Angola de ontem, Brasil de hoje: desigualdades aproximam os países

Situação educacional e demográfica é grande entrave para o desenvolvimento

Entre 2009 e 2011, passei um período em Angola –parte na capital do país, Luanda, e outra parte na cidade do Soyo, ao norte do país africano, na província do Zaire, divisa com a República Democrática do Congo. Foi uma experiência bastante enriquecedora que tive na vida, das mais importantes que já vivi, de aventuras e caminhadas.

O Soyo, onde estive a maior parte do tempo, é uma região bem fascinante, sobretudo por sua demografia e história, marcadas fortemente pelo período colonial. A população da época, de há uma década e meia, diferente da atual, vivia de modo simples, em casas de lajotas construídas com barro retirado do terreno do quintal, onde também enterravam muito dos seus mortos.

Boa parte do comércio era realizado nas ruas do lugarejo, negócios feitos de mão em mão, como vendas de frutas, legumes e peixe seco, bem como gasolina para abastecer carros e motos, armazenados em garrafas plásticas, como as de refrigerantes.

De ontem para os tempos atuais a situação está muito diferente, devido ao rápido progresso proporcionado pela instalação de uma planta petrolífera no local, para escoar a grande produção de gás natural liquefeito, tendo como esteio empresas associadas e a Sonangol, espécie de Petrobras angolana.

Mas quero destacar algo que muito me impressionou nas minhas andanças na região: a visita a uma escola primária dirigida por uma missionária brasileira e o contato com jovens estudantes.

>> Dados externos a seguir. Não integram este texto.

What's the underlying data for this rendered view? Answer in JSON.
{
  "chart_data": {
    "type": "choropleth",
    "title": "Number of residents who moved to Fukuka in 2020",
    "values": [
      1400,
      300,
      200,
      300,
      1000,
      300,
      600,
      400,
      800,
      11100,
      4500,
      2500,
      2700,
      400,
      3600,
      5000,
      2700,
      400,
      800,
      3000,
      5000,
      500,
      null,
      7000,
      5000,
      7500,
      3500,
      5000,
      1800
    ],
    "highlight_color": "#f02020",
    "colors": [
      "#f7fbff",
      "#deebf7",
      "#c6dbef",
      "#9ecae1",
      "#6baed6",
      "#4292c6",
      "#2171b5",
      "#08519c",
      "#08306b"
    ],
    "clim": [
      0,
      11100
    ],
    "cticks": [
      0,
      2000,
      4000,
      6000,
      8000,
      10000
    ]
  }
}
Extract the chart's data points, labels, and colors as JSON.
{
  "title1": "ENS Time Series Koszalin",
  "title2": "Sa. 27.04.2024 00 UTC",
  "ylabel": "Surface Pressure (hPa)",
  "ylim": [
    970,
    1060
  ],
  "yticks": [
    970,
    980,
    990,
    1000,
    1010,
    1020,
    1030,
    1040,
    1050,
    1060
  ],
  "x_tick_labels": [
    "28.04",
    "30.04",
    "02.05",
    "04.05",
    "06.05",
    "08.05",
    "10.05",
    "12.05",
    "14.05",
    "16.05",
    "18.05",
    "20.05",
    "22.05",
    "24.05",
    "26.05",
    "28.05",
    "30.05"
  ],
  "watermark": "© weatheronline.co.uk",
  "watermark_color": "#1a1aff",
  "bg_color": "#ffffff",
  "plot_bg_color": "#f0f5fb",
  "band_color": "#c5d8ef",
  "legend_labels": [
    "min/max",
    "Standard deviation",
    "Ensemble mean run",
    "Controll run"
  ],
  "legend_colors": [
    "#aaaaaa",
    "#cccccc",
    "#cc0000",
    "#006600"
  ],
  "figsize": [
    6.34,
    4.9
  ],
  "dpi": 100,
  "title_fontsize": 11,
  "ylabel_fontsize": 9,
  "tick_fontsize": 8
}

O que me causou grande curiosidade nessa visita foi o método ensino-aprendizagem adotado pela escola, em especial o uso de palmatórias para disciplinar os alunos –os faltosos, os briguentos e os “falhos de memória”, ou seja, os que não sabiam responder corretamente as lições do dia.

A turma era formada na sua maioria de crianças, vestidas de uniforme vermelho, que se sentavam em bancos de madeira e numa sala de ambiente escuro, já que a iluminação era bem precária, apesar de dia claro, de sol forte e escaldante.

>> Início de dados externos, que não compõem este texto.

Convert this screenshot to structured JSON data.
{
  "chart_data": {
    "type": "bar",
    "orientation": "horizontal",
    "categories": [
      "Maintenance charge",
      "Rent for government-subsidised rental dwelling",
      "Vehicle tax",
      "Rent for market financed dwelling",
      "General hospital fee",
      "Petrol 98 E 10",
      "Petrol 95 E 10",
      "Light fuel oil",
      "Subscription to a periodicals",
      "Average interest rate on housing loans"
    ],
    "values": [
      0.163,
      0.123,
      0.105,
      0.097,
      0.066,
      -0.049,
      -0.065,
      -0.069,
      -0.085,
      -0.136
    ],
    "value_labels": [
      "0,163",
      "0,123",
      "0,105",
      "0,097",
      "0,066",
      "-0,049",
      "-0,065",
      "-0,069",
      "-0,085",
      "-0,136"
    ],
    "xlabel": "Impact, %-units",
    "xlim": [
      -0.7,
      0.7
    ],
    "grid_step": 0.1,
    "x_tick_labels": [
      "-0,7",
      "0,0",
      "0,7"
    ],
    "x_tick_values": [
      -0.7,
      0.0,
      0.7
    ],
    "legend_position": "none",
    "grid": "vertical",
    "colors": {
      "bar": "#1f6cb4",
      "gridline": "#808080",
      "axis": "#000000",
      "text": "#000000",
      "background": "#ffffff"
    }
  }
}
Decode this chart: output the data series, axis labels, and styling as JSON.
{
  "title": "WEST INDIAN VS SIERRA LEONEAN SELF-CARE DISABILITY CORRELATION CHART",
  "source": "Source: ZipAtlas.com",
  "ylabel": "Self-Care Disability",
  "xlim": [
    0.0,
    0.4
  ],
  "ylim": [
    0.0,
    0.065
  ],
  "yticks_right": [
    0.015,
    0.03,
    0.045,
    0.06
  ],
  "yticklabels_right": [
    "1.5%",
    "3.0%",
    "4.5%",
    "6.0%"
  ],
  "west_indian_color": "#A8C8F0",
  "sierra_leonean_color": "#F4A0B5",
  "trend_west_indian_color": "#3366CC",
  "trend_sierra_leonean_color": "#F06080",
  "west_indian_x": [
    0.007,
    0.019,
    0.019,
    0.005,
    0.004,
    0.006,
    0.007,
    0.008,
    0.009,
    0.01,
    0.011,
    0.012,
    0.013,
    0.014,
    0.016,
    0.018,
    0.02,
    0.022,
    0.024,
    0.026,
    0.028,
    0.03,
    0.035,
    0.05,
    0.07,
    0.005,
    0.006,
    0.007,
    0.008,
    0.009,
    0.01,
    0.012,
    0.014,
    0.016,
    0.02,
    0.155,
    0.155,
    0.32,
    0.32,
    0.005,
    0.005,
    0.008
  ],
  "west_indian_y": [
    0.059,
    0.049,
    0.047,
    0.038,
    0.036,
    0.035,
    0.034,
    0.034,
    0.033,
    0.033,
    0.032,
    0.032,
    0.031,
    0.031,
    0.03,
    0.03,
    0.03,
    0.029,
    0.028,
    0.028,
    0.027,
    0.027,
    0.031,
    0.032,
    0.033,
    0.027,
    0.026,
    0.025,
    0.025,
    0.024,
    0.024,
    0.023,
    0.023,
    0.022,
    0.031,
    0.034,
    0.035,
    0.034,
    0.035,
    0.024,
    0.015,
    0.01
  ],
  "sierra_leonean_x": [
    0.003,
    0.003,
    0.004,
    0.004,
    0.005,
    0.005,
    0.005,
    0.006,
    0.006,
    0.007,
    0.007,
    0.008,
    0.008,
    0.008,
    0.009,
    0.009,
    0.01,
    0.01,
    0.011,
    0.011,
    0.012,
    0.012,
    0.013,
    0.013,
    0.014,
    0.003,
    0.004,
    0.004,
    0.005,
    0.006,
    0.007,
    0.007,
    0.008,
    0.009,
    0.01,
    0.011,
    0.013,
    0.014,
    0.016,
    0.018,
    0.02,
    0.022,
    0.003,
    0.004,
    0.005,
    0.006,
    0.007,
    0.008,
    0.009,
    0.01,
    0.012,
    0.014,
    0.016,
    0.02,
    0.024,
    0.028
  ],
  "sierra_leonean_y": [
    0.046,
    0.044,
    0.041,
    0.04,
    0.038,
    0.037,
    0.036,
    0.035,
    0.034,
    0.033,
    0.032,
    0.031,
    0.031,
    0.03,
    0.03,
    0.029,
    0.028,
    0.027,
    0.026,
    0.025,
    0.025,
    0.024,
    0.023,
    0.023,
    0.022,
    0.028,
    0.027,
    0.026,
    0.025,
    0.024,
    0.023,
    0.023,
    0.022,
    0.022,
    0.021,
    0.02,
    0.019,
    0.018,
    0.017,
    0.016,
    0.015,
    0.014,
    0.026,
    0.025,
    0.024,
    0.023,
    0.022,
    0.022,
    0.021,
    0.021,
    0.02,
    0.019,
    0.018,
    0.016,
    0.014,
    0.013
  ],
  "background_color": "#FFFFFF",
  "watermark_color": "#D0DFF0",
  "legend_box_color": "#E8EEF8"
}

O calor era aquele descrito como “maçarico”, para ilustrar aqui o conto “Rolézim”, do livro “O Sol na Cabeça”, de Geovani Martins.

A diretora da escola, que não convém citar o nome, era contra a prática de castigo nos miúdos, pois ela via aquilo como uma selvageria e recolhia peça por peça, quase todos os dias. Mas era como “enxugar gelo”, disse-me ela, desiludida, ao constatar que a reposição do instrumento torturador era feita pelos pais dos meninos e meninas logo a seguir.

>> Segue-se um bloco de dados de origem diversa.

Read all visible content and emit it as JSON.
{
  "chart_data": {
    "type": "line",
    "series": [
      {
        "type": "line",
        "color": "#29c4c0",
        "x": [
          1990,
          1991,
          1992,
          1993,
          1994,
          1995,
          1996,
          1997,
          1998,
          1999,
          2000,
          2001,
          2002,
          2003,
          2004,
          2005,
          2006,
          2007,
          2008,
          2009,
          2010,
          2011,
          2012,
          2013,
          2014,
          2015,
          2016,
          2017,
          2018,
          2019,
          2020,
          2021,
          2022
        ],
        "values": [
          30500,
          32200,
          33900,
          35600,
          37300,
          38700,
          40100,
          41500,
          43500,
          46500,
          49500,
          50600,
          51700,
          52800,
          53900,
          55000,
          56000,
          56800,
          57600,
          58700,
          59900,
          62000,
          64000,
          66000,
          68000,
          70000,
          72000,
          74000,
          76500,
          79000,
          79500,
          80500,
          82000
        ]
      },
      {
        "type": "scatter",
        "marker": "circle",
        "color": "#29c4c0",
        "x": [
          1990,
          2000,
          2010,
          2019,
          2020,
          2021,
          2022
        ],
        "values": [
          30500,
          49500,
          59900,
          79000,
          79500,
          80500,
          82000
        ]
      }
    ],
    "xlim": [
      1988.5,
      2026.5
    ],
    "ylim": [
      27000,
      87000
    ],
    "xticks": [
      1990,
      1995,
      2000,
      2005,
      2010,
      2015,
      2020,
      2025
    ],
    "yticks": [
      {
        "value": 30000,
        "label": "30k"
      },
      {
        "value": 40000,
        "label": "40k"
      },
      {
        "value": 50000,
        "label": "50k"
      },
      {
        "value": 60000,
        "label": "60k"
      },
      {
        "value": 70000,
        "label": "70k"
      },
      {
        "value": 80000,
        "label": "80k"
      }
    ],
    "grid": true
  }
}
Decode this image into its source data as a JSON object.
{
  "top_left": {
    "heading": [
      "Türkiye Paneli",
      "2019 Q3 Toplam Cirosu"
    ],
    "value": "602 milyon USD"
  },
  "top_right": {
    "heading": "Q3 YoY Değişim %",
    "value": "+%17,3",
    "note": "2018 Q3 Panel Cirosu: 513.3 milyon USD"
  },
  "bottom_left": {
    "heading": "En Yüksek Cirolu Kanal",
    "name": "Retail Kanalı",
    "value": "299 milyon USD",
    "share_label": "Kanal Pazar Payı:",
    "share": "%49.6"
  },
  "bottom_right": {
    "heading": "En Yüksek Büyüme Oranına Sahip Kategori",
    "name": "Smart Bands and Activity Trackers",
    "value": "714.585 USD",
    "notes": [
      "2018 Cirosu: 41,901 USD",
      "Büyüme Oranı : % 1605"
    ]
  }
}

Pelo que me parece, crianças em qualquer parte do mundo são categorias sociais pouco estimadas por governantes e líderes mundiais. Aqui no Brasil não é diferente.

Mas voltando a Angola. De acordo com o Programa de Educação do Unicef-Angola, o número de crianças matriculadas em escolas do país “quase quadruplicou” entre 2001 e 2014. Porém, perto de 22% das crianças se encontram fora do sistema de ensino e cerca de 48% não concluem o primário. Na faixa etária de 3 aos 5 anos, apenas 11% têm acesso à educação pré-escolar.

O Programa do Unicef destaca também que as desigualdades se agravam no meio rural, caso da cidade do Soyo. Para o órgão, a taxa líquida dos frequentadores do ensino primário é de 78% para o centro urbano e de 59% no rural para todo o país. Já no ensino secundário essa taxa não excede a 50% no meio urbano e impressionantes 14% no rural. Somam-se a tudo isso as disparidades quanto a questões de gênero, acentuadas entre os meios urbano e rural, que se aliam à baixa qualidade do ensino ministrado, dada o pouco preparo profissional da equipe das escolas e seus professores.

Em se tratando do continente africano, especialmente de Angola, séculos depois, como outros países de África, ainda sente a dor do peso da mão do colonizador, o grande império escravista, que ontem, assim como hoje, continuar a lhe usurpar gente e riquezas naturais.

Não é fácil para um país, invadido e violentado por tantos séculos, colonizado e catequizado à forma da espada e baionetas, saltar da noite para o dia a um padrão de excelência.

O que vi e vivi nas minhas andanças por Soyo, há pouco mais de dez anos, não está distante do que ainda ocorre em muitos países, como o Brasil. Por aqui, as marcas da escravidão estão bem visíveis, seja pela submissão, pela exploração ou pelo racismo. Olhando algumas regiões brasileiras, eu identifico muita coisa da cidade angolana e me faz recordar do missionário luso-brasileiro, o padre Antônio Vieira, cuja frase, datada de 1691, nos dizia: “O Brasil tem seu corpo na América e sua alma na África”.

O corpo, é verdade, anda pelo torrão americano em frangalhos; quanto à alma, deve esta pena e arde pelos quintos dos infernos.